Support Grows For Continuing, Strengthening EB-5 Program
Another national organization of U.S public officials has added its name to a growing list of supporters seeking congressional reauthorization of the country’s EB-5 Regional Center Program.
The U.S. Conference of Mayors (USCM) adopted a resolution in June in support of the program because of its importance to economic development and job creation in the nation’s cities. The EB-5 Program was designed to create jobs as a result of foreign investments. Qualified foreign participants in the program make a prescribed financial investment in a commercial enterprise in exchange for visas for themselves and immediate family members.
The National Conference of State Legislatures (NCSL) became the latest organization to promote continuation of the program, adopting a similar resolution last month that calls on Congress not only to reauthorize the economic development program created in 1990, but to also add provisions to improve its integrity, transparency and effectiveness.
USCM, the official organization of American cities with populations of 30,000 or more, also seeks additional visa capacity in its resolution. According to USCM, there were more than 20,000 pending applications for EB-5 related visas at the end of the first quarter of Fiscal Year 2016, representing nearly $11 billion in potential foreign investment and 220,000 American jobs.
These urban development funds, say USCM officials, are instrumental for downtown revitalization projects in U.S. cities and to attract new industries to urban areas. The resolution in support of continuing and expanding the program notes that these industries create a “greater than average multiplier of jobs, taxes, sustainability, and thereby generate a disproportionate economic benefit for the entire U.S. economy.”
In addition to USCM and NCSL, a resolution in support of the EB-5 Program has been adopted by the National Association of Counties. The program also has been endorsed by American EB-5 industry stakeholders, some of whom have signed a letter delivered to members of Congress to seek an extension to and reform of the program.
Many mayors and development executives say the EB-5 program has been a boon to economic development in their cities. From 1992 to the present, the EB-5 program has resulted in more than $16.2 billion in foreign investments nationwide and has supported more than 171,000 American jobs.
Recent figures from the U.S. Department of Commerce show that the EB-5 Program last year accounted for 14 percent - or $4.38 billion - of the $3.1 trillion in foreign direct investment in the United States.

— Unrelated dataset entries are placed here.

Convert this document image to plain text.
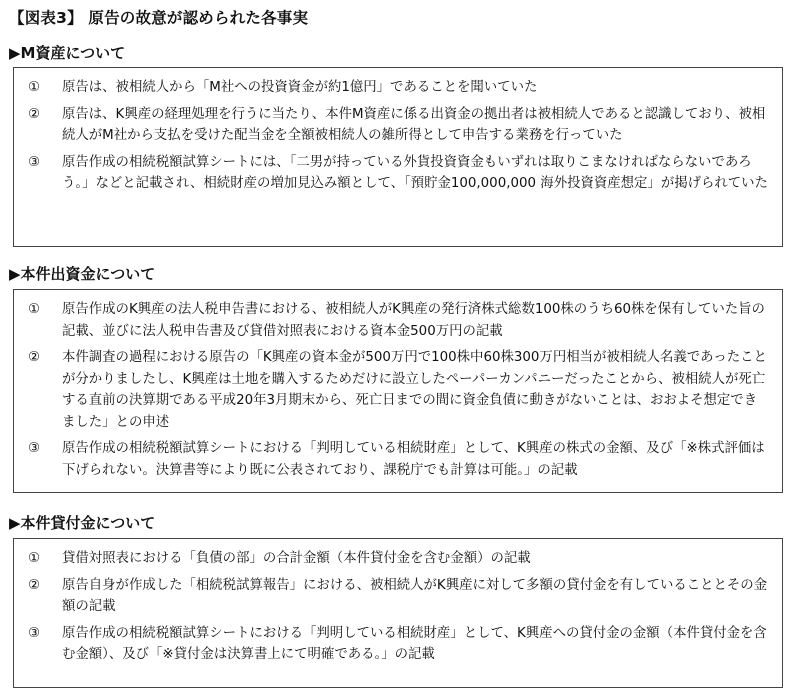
【図表3】 原告の故意が認められた各事実
▶M資産について
①	原告は、被相続人から「M社への投資資金が約1億円」であることを聞いていた
②	原告は、K興産の経理処理を行うに当たり、本件M資産に係る出資金の拠出者は被相続人であると認識しており、被相続人がM社から支払を受けた配当金を全額被相続人の雑所得として申告する業務を行っていた
③	原告作成の相続税額試算シートには、「二男が持っている外貨投資資金もいずれは取りこまなければならないであろう。」などと記載され、相続財産の増加見込み額として、「預貯金100,000,000 海外投資資産想定」が掲げられていた
▶本件出資金について
①	原告作成のK興産の法人税申告書における、被相続人がK興産の発行済株式総数100株のうち60株を保有していた旨の記載、並びに法人税申告書及び貸借対照表における資本金500万円の記載
②	本件調査の過程における原告の「K興産の資本金が500万円で100株中60株300万円相当が被相続人名義であったことが分かりましたし、K興産は土地を購入するためだけに設立したペーパーカンパニーだったことから、被相続人が死亡する直前の決算期である平成20年3月期末から、死亡日までの間に資金負債に動きがないことは、おおよそ想定できました」との申述
③	原告作成の相続税額試算シートにおける「判明している相続財産」として、K興産の株式の金額、及び「※株式評価は下げられない。決算書等により既に公表されており、課税庁でも計算は可能。」の記載
▶本件貸付金について
①	貸借対照表における「負債の部」の合計金額（本件貸付金を含む金額）の記載
②	原告自身が作成した「相続税試算報告」における、被相続人がK興産に対して多額の貸付金を有していることとその金額の記載
③	原告作成の相続税額試算シートにおける「判明している相続財産」として、K興産への貸付金の金額（本件貸付金を含む金額）、及び「※貸付金は決算書上にて明確である。」の記載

Some examples of the projects include apartments, energy projects, hotels, offices and restaurants.
To qualify for the program, foreign investors must invest in a commercial endeavor that either preserves or creates 10 full-time jobs for American workers. The minimum qualifying investment is $1 million and can include cash, equipment, inventory, other tangible property and in some cases cash equivalents and debt secured by the foreign investor’s assets. However, if the investment is in a qualifying rural area or an area with high unemployment, the minimum investment is $500,000.
In exchange for a successful, qualified investment, the foreign investor is eligible for an EB-5 visa. Visas can also be made available for the investor’s spouse and unmarried children under age 21 for a two-year conditional period. If the investor petitions successfully for removal of the conditions after the two-year period and the conditions are removed, the spouse and children will be allowed to live permanently in the U.S. and work and go to school in this country.
SB 2415, the EB-5 Integrity Act, is currently awaiting congressional action. The program faces a Sept. 30 deadline for congressional reauthorization. Because of the economic development impact the program has had in the past and the number of jobs created for Americans, city officials are making a case for continuing the EB-5 program and will be closely monitoring the bill.